La température moyenne à la surface du sol en Amérique du Nord a augmenté de 1,8 °C au cours des 200 dernières années, révèle une recherche dont les résultats ont été publiés récemment dans un numéro spécial de la revue Climate Past, de l’Union européenne de géophysique.
Les signataires de l’article sont trois chercheurs du Centre de recherche en géophysique et géodynamique (Geotop) de l’UQAM – Fernando Jaume-Santero, diplômé de la maîtrise en sciences de l’atmosphère, Carolyne Pickler, doctorante en sciences de l’environnement, et Jean-Claude Mareschal, professeur associé au Département des sciences de la Terre et de l’atmosphère – ainsi que le professeur Hugo Beltrami, de l’Université St. Francis Xavier, en Nouvelle-Écosse, associé au Centre pour l’étude et la simulation du climat à l’échelle régionale (ESCER), basé à l’UQAM.
«Il s’agit d’une hausse de température importante, comparable à ce que l’on observe dans d’autres régions de l’hémisphère nord, souligne Carolyne Pickler. C’est la première fois que l’on mesure l’augmentation des températures pour l’ensemble de l’Amérique du Nord.»
En examinant les profils de température selon la profondeur de 510 trous de forage à travers l’Amérique du Nord, les chercheurs ont retracé l’historique (depuis 500 ans) des températures à la surface du sol sur l’ensemble du continent nord-américain. Leur étude s’inscrivait dans le cadre du projet PAGES NAm2k mené par un groupe de recherche nord-américain rattaché au réseau de chercheurs PAGES, qui cherche à reconstituer le climat des 2 000 dernières années sur chacun des continents.

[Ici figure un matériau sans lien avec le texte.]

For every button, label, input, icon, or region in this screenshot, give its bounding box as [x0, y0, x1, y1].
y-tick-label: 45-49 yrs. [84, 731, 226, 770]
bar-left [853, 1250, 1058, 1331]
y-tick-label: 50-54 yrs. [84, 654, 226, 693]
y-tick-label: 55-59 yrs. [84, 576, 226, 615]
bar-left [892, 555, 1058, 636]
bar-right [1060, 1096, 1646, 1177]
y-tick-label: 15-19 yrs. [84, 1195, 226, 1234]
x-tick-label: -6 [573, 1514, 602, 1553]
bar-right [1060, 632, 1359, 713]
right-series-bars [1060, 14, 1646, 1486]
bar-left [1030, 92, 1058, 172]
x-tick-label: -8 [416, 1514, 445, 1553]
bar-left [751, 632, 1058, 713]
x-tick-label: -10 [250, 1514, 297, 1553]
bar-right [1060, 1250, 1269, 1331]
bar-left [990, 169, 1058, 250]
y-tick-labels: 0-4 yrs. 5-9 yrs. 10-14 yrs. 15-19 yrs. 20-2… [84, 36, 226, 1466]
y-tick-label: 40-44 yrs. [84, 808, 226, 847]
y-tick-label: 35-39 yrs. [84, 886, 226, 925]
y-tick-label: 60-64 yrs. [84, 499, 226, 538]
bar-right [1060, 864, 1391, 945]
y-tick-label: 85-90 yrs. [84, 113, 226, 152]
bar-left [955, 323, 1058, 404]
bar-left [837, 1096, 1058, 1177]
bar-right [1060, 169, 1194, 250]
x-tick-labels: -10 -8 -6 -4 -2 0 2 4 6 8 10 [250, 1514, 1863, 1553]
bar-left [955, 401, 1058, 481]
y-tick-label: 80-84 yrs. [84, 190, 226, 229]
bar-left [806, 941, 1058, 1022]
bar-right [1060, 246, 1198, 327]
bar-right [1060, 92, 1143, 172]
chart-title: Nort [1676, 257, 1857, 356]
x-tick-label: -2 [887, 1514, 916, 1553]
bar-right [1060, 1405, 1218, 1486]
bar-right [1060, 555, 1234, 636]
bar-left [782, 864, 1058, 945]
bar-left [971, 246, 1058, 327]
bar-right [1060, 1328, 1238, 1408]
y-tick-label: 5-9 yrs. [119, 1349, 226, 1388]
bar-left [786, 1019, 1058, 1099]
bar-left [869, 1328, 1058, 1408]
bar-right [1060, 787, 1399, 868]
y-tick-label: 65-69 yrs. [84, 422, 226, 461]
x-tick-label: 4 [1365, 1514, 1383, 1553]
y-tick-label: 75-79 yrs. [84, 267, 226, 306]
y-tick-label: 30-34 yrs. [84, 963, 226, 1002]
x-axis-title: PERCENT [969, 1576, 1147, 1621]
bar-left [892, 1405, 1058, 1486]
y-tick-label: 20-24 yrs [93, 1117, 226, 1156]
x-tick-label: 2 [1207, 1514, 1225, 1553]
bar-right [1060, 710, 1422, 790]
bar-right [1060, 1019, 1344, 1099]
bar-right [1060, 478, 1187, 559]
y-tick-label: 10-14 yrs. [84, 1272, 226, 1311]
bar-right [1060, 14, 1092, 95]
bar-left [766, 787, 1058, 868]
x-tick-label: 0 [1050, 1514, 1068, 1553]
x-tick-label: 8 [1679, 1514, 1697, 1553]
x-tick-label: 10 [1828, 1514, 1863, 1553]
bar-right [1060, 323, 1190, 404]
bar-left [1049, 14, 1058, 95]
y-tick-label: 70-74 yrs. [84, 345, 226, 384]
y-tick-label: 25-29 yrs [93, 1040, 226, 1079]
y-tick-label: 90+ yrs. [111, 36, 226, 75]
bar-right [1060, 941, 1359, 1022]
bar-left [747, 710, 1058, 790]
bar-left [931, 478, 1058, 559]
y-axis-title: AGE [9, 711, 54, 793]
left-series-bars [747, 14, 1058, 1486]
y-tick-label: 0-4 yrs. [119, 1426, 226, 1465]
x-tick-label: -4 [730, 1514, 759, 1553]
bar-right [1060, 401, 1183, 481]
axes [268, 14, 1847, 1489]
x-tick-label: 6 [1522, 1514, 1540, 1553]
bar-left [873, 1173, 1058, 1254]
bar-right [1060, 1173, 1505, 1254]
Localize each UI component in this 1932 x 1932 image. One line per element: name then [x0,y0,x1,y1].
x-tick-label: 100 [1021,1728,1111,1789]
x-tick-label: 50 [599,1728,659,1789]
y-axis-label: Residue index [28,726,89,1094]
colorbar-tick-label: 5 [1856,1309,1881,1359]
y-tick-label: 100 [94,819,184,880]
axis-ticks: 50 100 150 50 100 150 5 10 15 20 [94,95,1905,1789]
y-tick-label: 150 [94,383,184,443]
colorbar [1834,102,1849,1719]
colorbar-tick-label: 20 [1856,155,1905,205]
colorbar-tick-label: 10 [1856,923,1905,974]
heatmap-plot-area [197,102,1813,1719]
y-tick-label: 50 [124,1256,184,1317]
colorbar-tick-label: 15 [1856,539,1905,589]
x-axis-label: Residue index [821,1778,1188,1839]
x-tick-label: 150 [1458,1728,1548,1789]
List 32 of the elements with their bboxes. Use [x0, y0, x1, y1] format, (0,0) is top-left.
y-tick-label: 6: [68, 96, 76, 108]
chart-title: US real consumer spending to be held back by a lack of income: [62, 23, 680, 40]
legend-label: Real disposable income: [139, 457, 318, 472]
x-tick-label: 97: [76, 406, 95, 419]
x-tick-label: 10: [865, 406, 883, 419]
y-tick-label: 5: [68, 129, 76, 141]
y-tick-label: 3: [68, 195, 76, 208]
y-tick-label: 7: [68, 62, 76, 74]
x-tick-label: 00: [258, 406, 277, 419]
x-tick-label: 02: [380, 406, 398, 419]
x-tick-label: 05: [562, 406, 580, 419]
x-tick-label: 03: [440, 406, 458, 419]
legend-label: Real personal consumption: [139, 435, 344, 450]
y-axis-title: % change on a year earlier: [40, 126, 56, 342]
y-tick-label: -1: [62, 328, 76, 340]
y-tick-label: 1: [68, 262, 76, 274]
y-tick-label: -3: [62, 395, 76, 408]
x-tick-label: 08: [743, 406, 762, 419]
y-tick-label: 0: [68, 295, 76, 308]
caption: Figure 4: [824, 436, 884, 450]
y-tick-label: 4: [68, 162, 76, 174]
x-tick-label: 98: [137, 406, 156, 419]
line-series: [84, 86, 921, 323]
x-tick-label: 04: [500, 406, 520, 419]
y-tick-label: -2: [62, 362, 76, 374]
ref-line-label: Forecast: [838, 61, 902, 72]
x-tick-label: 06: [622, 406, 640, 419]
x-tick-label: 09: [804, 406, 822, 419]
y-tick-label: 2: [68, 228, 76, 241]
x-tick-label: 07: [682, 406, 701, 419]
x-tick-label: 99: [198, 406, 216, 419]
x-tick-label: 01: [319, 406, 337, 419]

«On sait que les températures dans les premiers kilomètres sous la croûte terrestre sont fortement affectées par les conditions de surface passées», rappelle la chercheuse. Des changements persistants à la surface se propagent dans le sous-sol et sont enregistrés comme des empreintes climatiques. Ces signaux ont été trouvés dans les profils de température établis par des géophysiciens qui étudiaient le régime thermique interne de la Terre. «Ils peuvent être isolés du profil géothermique complet et être utilisés pour reconstituer l’historique des températures à la surface du sol», indique Carolyne Pickler.
Bien que le réchauffement soit généralisé et persistant en Amérique du Nord, la hausse de température varie selon les régions. «Les tendances moyennes de la température à la surface du sol, reconstituées pour sept régions climatiques différentes, suggèrent une plage de réchauffement de 0,5 à 2,0 °C, précise la doctorante. Toutes les régions ont connu une augmentation de la température, mais le réchauffement a été plus marqué dans les régions arctiques, lesquelles sont davantage vulnérables.»
Indicateurs paléoclimatiques
Pour mieux cerner les variations potentielles du système climatique, les chercheurs étudient ses variations antérieures. Ces informations climatiques peuvent ensuite être utilisées pour déterminer la fiabilité des projections des changements climatiques.
Comme ils ne peuvent pas reculer dans le temps et que les enregistrements météorologiques globaux remontent, dans le meilleur des cas, à 150 ans, «les spécialistes du climat doivent s’appuyer sur des mesures de température indirectes, c’est-à-dire sur des indicateurs paléoclimatiques, tels que l’accumulation de pollen, les carottes de glace et les anneaux de croissance des arbres», note Carolyne Pickler.
La variation verticale des températures souterraines, mesurée notamment à partir de forages d’exploration minière dans différentes zones continentales, constitue une autre source d’information sur les changements climatiques passés.
Selon la doctorante, les travaux de son équipe de recherche ont montré, de façon concluante, qu’il est possible de documenter le réchauffement climatique dans le sous-sol continental nord-américain. «Le réchauffement en Amérique du Nord ne montre aucune ambiguïté au cours des deux derniers siècles, affirme Carolyne Pickler. Nos résultats, ainsi que d’autres données paléoclimatiques, seront utiles pour les modèles de simulation climatique actuels, qui cherchent à établir des projections futures et à mieux comprendre les conséquences potentielles du changement climatique.»